Connectivité bancaire & facturation électronique
SWIFT, EBICS T/TS, API DSP2, SFTP, ISO 20022, CFONB : je construis et pilote la connectivité bancaire internationale — formats de paiement par pays, nouveaux rails (ACH, BACS, CHAPS, SEPA, MT101).
Ce que je sais faire
Protocoles de connectivité
- SWIFT
- EBICS T/TS
- API / DSP2
- SFTP (Host-to-Host)
Formats de paiement
- ISO 20022
- MTxxx
- CFONB
Adaptation locale
Adaptation des fichiers de paiement aux spécificités de chaque pays — formats, champs obligatoires, contraintes réglementaires locales.
Nouveaux rails de paiement
Pilotage du lancement de nouveaux rails : ACH, BACS, CHAPS, SEPA, MT101.
Pourquoi mon parcours le prouve
J’ai lancé le département paiements d’une fintech de trésorerie, de zéro.
Construire une connectivité bancaire internationale, ça ne s’apprend pas dans un livre : ça se fait en échangeant directement avec les banques, une par une, pays par pays.
Des centaines de banques, dans des dizaines de pays — c’est le volume d’échanges directs qu’il a fallu pour construire, tester et fiabiliser les connexions bancaires de ce département, du premier format de fichier jusqu’au rail de paiement en production.
Réalisation
Lancement du département paiements d’une fintech de trésorerie.
Contexte
La fintech était née 100% Europe (France et Allemagne), sans connectivité bancaire internationale.
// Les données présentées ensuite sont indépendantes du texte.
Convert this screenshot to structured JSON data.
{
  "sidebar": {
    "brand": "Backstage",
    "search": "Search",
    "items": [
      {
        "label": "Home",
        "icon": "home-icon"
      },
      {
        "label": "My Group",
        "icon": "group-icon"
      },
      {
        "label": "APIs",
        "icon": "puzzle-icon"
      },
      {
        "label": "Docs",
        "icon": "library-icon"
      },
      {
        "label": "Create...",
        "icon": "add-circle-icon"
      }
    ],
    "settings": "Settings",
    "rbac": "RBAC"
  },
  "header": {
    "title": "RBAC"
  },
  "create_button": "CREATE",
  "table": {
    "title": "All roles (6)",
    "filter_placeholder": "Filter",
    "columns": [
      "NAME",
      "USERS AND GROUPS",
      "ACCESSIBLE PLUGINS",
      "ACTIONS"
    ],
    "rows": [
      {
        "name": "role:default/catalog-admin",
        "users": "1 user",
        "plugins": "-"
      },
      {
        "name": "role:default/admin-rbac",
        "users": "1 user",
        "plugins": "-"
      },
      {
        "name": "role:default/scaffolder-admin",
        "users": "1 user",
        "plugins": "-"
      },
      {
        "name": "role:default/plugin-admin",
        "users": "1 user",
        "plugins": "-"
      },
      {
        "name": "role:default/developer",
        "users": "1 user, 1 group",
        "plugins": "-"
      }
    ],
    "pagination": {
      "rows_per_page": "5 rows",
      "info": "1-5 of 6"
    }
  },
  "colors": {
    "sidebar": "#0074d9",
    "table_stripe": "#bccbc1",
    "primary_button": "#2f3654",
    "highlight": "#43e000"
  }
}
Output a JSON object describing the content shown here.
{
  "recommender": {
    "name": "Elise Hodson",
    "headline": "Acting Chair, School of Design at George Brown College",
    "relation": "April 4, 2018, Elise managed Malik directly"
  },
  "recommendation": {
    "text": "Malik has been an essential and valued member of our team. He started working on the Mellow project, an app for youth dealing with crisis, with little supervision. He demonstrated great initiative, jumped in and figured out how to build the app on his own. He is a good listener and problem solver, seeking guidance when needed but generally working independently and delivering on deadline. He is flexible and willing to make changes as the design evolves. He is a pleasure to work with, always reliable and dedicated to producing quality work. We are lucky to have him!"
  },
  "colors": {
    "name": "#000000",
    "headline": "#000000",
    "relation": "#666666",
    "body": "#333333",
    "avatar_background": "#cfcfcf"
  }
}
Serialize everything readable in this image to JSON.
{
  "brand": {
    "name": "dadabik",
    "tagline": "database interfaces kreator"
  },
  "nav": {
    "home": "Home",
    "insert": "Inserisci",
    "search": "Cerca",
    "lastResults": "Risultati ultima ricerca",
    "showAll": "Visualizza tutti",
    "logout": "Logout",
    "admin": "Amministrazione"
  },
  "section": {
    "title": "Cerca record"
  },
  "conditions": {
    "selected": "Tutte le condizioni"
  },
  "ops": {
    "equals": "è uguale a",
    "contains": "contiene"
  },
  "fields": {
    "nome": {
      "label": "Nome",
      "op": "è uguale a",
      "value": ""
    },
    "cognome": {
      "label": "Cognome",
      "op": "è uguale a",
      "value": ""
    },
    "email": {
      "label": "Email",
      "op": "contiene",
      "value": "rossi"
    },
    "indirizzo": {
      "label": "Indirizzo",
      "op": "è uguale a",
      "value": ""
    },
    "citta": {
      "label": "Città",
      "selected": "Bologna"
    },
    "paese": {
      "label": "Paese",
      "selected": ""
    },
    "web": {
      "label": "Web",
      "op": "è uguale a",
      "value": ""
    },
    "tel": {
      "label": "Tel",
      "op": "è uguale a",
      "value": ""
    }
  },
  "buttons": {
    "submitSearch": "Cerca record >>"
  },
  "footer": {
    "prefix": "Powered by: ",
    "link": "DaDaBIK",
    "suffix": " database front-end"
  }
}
Les premiers clients à s’internationaliser payaient via des « banques centralisatrices » : un détour par une banque française, retransmis via SWIFT. Ça marchait, mais c’était cher et lent à monter.
Le signal déclencheur
Des clients avec des filiales aux États-Unis payaient 10 à 15$ par virement domestique, alors qu’un virement ACH coûte 0,50$. Ça a déclenché la construction des formats par pays, du SWIFT, et de connexions Host-to-Host (SFTP direct avec la banque).
L’obstacle réel
Le premier lancement aux États-Unis a échoué : la connectivité était trop coûteuse face au marché américain. Décision de no-go, suivie d’un an de reconstruction plutôt que du rafistolage. Le rail ACH direct a ensuite été reconstruit, et le modèle répliqué pays par pays.
Facturation électronique
La facturation électronique repose sur la même logique que la connectivité bancaire : des formats normés et des échanges inter-systèmes (ISO 20022, CFONB d’un côté ; Factur-X et les flux via les plateformes de dématérialisation type Chorus Pro / PDP de l’autre). C’est un terrain de compétence en extension naturelle de mon expertise sur les flux bancaires structurés — pas encore une réalisation chiffrée à ce jour.